In 2003, a nationally recognized articled explained the top five reasons for refinancing were the following:
- Debt consolidation
- Tuition expense (private education)
- Home improvements
- Real estate investment
- Business investment
15 years later, I don’t think these loan purposes (driving the refinance market) have changed much. Interestingly, interest rate was/is not a driver. Interest rate is a component of the refinancing process that impacts overall affordability of the transaction. Today, speaking from my own experiences, debt consolidation loans are significantly less than 15 years ago, despite dramatic gains in home equity over the past 5 to 6 years. Today’s regulatory framework limits mortgage product development and creativity; which has kept the industry in check compared to the escalating demand with the former subprime market. Additionally, if the recession taught us anything, consumer accountability with personal finances has improved dramatically. And as we experience positive economic times, mortgage credit and performance risk is lower, as illustrated in the below graph.
In the grand scheme of things, refinance activity is the lowest it’s been in 15+ years, as illustrated below. Refinance activity was actually higher when rates were higher. In years 2002-2013, much of that refinance activity was fueled by high consumer debt obligations, steep gains in equity, and the evolution and collapse of the mortgage subprime market.
So what impact does mortgage rates have on home purchase activity? During strong economic times, purchase activity is fueled largely by economic components and the supply/demand of housing. For example, business relocation, job expansion and growth causes movement that dictates new purchase behaviors (i.e. customer moves from one location to another location for a promotion). In this case, positive economic trends drive the purchase behavior, not rate. (One could argue that low rates drive economic purchase behaviors but we’ll save that debate for another day).
Furthermore, as the graph below illustrates, there is no bubble between home prices and personal incomes. While rising interest rates will definitely impact affordability, personal incomes remain very strong and should withstand higher mortgage payments.

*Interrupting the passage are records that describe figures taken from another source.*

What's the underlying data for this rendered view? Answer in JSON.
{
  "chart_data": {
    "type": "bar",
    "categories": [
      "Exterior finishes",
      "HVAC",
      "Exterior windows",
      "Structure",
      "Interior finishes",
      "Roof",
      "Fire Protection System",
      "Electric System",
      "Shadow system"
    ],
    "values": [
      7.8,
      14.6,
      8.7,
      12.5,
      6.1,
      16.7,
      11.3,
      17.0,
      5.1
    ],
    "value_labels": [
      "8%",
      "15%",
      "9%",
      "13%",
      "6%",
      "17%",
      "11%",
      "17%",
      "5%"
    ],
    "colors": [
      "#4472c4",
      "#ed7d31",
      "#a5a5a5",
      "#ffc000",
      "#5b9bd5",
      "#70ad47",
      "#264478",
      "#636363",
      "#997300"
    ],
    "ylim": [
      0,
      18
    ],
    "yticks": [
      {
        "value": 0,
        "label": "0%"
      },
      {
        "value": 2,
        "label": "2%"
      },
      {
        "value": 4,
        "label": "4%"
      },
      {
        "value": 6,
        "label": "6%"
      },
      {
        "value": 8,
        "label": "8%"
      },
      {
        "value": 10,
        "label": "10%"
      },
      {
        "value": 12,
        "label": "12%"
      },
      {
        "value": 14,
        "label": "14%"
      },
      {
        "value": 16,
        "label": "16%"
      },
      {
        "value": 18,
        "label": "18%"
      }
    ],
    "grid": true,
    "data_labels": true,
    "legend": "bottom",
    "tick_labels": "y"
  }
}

For entertainment purposes, I’ll include some MBA forecasts for the near future. I hesitate to include this, as I can show presentations from 2013, 2014, etc., that attempt to predict rising interest rates that never happened. But now that rates have increased, perhaps the MBA forecasts will be more foretelling than in years’ past. Recognizing that most my reading audience is within the lending and banking communities, you can expect a flat forecast with little to modest growth. And these forecasts take into consideration continued rising interest rates. By 2020, we’ll be near a 6% 30-year market. Or will we? Get out your crystal ball.